Everything had been different a day earlier. The parking lot was full of SUVs. Aid workers who didn't normally work in the camp had arrived from the Jordanian capital Amman. The European Union Commissioner for Enlargement had announced a visit. Politicians are important to aid organizations, because they have access to money and bring along journalists who tell stories that are heard by people with money. Money is even more important to aid organizations than suffering.

Kleinschmidt shook the EU commissioner's hand and said: "Welcome to Zaatari. I'm the mayor here."

The commissioner, accompanied by the military police, visited a school built by UNICEF. He was followed by many young people who spoke excellent English and wore the vests of their aid organizations like parade uniforms. A few women were wearing heels, which sank into the desert sand. Kleinschmidt, wearing a dusty shirt, stood in the crowd and said: "Most of the vests will have left by this afternoon."

He too has a sky-blue UNHCR vest. It hangs on a chair in his office, and he sometimes uses it to wipe the sweat from his face.
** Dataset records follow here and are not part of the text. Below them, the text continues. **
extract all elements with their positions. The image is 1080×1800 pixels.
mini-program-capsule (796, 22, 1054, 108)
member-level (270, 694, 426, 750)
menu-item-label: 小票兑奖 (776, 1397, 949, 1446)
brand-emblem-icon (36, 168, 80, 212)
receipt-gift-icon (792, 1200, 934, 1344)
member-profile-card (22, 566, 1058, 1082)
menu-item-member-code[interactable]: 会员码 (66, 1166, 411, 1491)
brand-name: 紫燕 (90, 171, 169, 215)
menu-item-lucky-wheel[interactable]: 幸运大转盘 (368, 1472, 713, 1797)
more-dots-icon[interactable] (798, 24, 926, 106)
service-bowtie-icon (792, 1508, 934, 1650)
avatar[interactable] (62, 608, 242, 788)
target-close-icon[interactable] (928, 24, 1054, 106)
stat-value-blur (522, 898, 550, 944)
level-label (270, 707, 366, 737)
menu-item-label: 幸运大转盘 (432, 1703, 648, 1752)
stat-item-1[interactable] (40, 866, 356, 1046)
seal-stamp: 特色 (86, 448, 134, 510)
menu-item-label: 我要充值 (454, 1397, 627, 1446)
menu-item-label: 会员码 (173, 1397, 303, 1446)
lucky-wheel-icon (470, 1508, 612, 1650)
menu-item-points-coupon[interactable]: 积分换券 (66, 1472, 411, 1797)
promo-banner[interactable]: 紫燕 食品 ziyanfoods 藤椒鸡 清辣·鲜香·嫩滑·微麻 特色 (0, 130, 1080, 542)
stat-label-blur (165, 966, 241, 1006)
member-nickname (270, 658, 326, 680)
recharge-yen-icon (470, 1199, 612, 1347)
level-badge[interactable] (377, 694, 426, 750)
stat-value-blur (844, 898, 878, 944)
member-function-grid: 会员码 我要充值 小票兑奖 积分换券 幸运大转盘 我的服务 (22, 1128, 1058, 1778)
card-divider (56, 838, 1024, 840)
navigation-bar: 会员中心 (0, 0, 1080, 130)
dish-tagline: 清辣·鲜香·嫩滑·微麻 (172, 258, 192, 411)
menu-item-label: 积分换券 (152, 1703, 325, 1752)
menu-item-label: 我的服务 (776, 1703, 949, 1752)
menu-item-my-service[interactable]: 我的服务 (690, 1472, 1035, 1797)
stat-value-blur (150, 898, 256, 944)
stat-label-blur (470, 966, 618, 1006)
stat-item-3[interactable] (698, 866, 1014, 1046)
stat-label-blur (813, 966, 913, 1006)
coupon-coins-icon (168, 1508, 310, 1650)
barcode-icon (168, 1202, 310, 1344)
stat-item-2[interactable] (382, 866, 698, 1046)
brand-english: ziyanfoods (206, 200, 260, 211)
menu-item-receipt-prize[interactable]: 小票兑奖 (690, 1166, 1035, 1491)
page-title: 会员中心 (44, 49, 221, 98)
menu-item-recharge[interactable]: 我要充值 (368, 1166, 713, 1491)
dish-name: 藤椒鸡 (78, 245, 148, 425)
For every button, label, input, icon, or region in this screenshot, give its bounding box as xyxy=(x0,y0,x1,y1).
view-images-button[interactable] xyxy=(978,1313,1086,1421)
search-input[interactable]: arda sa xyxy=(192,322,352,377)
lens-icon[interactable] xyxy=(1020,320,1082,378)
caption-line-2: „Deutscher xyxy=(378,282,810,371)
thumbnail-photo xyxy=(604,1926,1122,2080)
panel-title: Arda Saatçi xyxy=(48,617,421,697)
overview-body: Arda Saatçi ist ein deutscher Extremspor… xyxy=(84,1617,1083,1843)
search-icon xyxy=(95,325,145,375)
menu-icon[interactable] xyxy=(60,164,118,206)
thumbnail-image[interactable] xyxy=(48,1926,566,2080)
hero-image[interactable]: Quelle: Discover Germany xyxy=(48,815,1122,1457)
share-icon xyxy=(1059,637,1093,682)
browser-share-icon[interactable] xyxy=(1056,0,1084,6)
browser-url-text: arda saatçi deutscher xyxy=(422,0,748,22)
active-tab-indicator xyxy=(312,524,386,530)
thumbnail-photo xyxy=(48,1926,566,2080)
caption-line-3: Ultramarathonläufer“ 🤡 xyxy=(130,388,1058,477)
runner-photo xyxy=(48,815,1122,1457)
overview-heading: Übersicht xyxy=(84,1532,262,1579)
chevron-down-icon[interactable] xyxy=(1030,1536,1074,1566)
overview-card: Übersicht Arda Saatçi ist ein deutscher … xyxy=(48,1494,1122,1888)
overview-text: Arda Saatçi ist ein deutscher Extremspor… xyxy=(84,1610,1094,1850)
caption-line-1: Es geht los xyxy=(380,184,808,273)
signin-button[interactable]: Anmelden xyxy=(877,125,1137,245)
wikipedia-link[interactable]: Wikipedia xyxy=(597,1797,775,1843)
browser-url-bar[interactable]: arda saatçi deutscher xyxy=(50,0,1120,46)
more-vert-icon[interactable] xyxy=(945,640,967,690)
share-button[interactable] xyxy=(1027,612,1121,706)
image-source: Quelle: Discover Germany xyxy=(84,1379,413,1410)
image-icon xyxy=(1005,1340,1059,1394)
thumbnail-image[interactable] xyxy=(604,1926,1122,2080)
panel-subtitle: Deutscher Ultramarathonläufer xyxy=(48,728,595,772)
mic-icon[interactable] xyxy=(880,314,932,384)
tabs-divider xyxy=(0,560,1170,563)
He believes that aid workers wear vests to dazzle people with big letters.

A Reputation for Solving Problems

Kleinschmidt is a little like a bulldozer, flattening everything he doesn't like in the camp. But his job is actually to do the opposite, by both developing and keeping the peace in Jordan's largest camp for Syrian refugees. A man with a steel hook is supposed to bring meaning to the camp.

On the day of the EU commissioner's visit, two young women stood in the crowd of aid workers, wearing brown vests with UNESCO stitched onto them in blue letters. UNESCO, the United Nations Educational, Scientific and Cultural Organization, is known for dealing with global cultural heritage. Kleinschmidt had never seen the women and had no idea what sort of cultural heritage they could be concerned about in Zaatari. "What are you doing here?" he asked.

"We're doing a mentoring program for children," said one of the women, handing him a business card with the words "Project Manager" on it. Kleinschmidt replied: "It would be nice to know exactly what you're doing here, because I'm the camp manager."

One would think that the camp manager is someone who manages this camp. But it's all much more difficult than it sounds, says Kleinschmidt.

He doesn't know how many aid workers are in the camp. According to a list on the UNHCR website, 139 organizations are helping the people in Zaatari. Doctors Without Borders is there, and so are Electricians Without Borders and Gynecologists Without Borders. Clowns Without Borders, which performs in crisis zones to cheer people up, has already left.

Private donors from Saudi Arabia brought in several hundred residential trailers without discussing it with Kleinschmidt or his team first. South Korea spent $20,000 (€15,300) on a soccer field that no one uses. There is a Dutch guitar group, although Kleinschmidt has no idea what they are doing there. And the Korean ambassador in Jordan plans to offer Taekwondo lessons for the children in Zaatari soon.